DNA testing large 23andMe has agreed to pay $30 million to settle a lawsuit over an information breach that uncovered the non-public data of 6.4 million prospects in 2023.
The proposed class motion settlement, filed Thursday in a San Francisco federal courtroom and awaiting judicial approval, contains money funds for affected prospects, which will likely be distributed inside ten days of ultimate approval.
“23andMe believes the settlement is fair, adequate, and reasonable,” the corporate mentioned in a memorandum filed Friday.
23andMe has additionally agreed to strengthen its safety protocols as a part of the settlement. These embrace protections towards credential-stuffing assaults, obligatory two-factor authentication for all customers, and annual cybersecurity audits.
The corporate should additionally create and preserve an information breach incident response plan and cease retaining private information for inactive or deactivated accounts. An up to date Data Safety Program will even be supplied to all staff throughout annual coaching periods.
“23andMe denies the claims and allegations set forth in the Complaint, denies that it failed to properly protect the Personal Information of its consumers and users, and further denies the viability of Settlement Class Representatives’ claims for statutory damages,” the corporate mentioned within the filed preliminary settlement.
“23andMe denies any wrongdoing whatsoever, and this Agreement shall in no event be construed or deemed to be evidence of or an admission or concession on the part of 23andMe with respect to any claim of any fault or liability or wrongdoing or damage whatsoever.”
This settlement addresses claims that the genetic testing firm did not safeguard customers’ privateness and uncared for to tell prospects that hackers particularly focused them and their data was reportedly provided on the market on the darkish net.
Knowledge stolen following credential-stuffing assault
In October 2023, 23andMe revealed that unauthorized entry to buyer profiles occurred by way of compromised accounts. Hackers exploited credentials stolen from different breaches to entry 23andMe accounts.
After discovering the breach, the corporate carried out measures to dam related incidents, together with requiring prospects to reset passwords and enabling two-factor authentication by default beginning in November.
Beginning in October, menace actors leaked information profiles belonging to 4.1 million people in the UK and 1 million Ashkenazi Jews on the unofficial 23andMe subreddit and hacking boards like BreachForums.
23andMe informed BleepingComputer in December that information for six.9 million prospects, together with data on 6.4 million U.S. residents, was downloaded within the breach.

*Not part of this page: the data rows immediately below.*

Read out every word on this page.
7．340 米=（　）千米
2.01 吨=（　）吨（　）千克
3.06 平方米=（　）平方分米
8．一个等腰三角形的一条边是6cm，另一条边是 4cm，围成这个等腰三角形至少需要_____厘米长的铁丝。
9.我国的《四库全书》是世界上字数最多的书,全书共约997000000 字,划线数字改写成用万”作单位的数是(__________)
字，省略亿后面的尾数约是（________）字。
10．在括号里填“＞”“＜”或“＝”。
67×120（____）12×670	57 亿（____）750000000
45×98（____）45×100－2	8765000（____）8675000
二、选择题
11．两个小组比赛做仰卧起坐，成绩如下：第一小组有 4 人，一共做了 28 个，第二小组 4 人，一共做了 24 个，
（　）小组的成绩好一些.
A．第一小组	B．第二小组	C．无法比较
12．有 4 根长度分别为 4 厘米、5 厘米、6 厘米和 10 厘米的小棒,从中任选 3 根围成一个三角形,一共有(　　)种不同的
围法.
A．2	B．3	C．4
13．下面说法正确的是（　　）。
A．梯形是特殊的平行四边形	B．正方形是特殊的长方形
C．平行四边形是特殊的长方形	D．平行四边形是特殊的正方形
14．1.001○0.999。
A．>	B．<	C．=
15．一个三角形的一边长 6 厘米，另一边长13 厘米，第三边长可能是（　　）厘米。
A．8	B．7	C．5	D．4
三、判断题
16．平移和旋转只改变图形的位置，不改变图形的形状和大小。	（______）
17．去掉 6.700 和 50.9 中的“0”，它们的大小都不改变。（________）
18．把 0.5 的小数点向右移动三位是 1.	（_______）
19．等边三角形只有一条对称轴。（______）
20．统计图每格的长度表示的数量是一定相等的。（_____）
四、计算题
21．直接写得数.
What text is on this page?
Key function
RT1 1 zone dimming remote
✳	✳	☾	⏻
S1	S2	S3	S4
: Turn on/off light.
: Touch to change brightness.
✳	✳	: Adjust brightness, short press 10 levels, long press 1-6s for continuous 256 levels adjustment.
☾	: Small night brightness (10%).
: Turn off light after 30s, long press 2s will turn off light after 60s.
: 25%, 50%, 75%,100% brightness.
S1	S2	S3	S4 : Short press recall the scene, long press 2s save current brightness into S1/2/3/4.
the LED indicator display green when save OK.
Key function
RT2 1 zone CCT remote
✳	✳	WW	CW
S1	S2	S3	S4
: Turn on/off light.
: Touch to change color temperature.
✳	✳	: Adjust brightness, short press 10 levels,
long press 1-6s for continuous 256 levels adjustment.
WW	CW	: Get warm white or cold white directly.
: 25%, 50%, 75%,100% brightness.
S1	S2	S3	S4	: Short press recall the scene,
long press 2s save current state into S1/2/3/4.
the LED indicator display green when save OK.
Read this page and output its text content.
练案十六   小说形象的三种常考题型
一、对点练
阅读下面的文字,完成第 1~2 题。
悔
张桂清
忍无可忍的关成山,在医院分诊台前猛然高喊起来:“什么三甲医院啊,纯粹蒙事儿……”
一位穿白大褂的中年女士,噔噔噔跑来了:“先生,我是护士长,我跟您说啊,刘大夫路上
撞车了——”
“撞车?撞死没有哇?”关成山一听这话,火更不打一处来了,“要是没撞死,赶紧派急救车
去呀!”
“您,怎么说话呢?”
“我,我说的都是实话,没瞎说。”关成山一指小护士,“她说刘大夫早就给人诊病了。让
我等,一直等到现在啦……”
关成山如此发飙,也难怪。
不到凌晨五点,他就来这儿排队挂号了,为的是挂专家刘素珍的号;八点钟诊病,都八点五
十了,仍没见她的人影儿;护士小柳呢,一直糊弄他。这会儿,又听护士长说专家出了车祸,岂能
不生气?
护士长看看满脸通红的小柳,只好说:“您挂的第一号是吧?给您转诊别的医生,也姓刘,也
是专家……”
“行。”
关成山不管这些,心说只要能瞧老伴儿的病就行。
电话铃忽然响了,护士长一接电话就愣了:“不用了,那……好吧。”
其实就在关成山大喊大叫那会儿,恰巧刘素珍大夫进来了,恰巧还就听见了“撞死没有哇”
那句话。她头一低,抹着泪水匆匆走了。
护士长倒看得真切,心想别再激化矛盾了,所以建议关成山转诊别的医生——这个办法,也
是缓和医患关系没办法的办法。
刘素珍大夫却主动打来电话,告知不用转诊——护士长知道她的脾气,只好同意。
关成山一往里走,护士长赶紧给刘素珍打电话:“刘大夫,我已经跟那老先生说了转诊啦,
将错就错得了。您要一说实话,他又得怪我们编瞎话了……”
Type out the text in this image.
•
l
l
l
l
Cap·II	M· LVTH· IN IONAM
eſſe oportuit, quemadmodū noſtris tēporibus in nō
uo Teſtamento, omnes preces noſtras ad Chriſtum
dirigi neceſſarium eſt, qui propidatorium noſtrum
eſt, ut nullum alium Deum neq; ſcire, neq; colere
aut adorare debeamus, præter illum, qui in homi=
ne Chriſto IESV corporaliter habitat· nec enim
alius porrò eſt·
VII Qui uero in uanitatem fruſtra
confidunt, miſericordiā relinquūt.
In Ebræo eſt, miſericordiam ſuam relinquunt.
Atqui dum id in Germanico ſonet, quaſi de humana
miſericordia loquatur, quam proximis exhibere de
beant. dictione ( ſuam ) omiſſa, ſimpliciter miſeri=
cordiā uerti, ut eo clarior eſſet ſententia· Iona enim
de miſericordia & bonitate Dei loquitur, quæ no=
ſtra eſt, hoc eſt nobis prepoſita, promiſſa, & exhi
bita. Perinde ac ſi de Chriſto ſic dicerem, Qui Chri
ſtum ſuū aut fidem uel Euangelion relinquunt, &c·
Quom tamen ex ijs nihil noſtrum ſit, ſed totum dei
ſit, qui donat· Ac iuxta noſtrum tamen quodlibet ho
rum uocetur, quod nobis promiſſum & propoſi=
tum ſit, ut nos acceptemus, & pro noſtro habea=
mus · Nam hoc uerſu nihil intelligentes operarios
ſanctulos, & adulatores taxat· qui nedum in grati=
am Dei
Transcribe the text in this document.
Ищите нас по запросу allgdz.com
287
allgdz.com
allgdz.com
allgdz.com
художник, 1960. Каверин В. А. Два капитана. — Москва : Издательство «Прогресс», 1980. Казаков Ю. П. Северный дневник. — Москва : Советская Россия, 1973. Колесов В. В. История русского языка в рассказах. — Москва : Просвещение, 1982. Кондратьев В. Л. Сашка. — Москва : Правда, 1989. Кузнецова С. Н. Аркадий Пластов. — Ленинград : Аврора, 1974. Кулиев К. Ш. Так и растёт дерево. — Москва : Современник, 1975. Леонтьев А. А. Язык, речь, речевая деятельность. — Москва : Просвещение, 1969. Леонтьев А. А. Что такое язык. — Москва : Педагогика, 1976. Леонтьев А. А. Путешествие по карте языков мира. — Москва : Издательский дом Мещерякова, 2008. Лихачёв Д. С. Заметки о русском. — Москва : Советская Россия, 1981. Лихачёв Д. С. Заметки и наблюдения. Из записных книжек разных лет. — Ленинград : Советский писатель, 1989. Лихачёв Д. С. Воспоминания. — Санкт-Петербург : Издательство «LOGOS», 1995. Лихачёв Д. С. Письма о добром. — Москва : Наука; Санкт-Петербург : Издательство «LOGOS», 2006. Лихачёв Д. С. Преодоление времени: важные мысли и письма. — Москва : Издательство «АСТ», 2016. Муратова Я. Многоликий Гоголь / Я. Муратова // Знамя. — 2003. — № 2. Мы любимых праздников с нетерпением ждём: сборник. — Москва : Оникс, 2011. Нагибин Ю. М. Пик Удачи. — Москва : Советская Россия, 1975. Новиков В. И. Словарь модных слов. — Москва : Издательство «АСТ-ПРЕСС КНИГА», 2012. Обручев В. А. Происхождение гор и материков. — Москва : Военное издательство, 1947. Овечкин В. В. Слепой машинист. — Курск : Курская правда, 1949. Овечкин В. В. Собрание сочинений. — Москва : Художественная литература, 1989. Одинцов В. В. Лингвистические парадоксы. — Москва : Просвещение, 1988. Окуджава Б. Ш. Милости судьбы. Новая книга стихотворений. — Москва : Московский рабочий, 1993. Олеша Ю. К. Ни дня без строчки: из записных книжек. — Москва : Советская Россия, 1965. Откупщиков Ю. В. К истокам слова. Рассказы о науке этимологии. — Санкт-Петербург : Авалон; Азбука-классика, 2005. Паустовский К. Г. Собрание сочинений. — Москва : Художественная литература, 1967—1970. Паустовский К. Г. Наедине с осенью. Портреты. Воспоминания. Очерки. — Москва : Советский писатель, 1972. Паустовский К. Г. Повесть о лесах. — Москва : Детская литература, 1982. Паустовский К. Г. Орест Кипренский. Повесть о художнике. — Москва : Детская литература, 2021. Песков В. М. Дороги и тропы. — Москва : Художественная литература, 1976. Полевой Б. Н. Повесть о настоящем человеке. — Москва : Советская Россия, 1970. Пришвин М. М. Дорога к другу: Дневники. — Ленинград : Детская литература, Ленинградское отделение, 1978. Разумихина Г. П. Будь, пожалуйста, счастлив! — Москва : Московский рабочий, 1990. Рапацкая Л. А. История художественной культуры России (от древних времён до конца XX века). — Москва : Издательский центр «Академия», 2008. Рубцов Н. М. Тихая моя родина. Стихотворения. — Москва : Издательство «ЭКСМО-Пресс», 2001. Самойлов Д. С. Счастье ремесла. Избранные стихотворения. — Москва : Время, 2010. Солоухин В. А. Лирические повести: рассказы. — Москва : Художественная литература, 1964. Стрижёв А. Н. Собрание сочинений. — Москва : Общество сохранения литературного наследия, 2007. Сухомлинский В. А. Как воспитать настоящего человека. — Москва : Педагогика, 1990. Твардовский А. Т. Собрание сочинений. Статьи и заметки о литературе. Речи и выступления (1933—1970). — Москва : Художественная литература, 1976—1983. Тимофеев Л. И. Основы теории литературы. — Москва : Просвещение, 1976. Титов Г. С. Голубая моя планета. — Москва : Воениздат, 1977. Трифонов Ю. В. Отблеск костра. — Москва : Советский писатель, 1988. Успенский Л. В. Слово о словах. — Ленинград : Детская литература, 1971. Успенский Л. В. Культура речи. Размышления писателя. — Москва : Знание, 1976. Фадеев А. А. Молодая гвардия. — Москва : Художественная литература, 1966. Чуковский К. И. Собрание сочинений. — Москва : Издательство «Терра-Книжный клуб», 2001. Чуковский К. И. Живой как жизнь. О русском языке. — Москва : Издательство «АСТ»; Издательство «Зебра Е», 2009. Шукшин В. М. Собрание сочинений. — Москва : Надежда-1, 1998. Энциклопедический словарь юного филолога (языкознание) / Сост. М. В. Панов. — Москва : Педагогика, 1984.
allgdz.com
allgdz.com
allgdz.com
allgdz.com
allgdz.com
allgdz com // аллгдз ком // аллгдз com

In January, the corporate additionally confirmed that attackers stole well being reviews and uncooked genotype information over a five-month credential-stuffing assault from April to September.
The information breach led to a number of class-action lawsuits, prompting 23andMe to amend its Phrases of Use in November 2023, a transfer criticized by prospects. The corporate later clarified that the adjustments aimed to simplify the arbitration course of.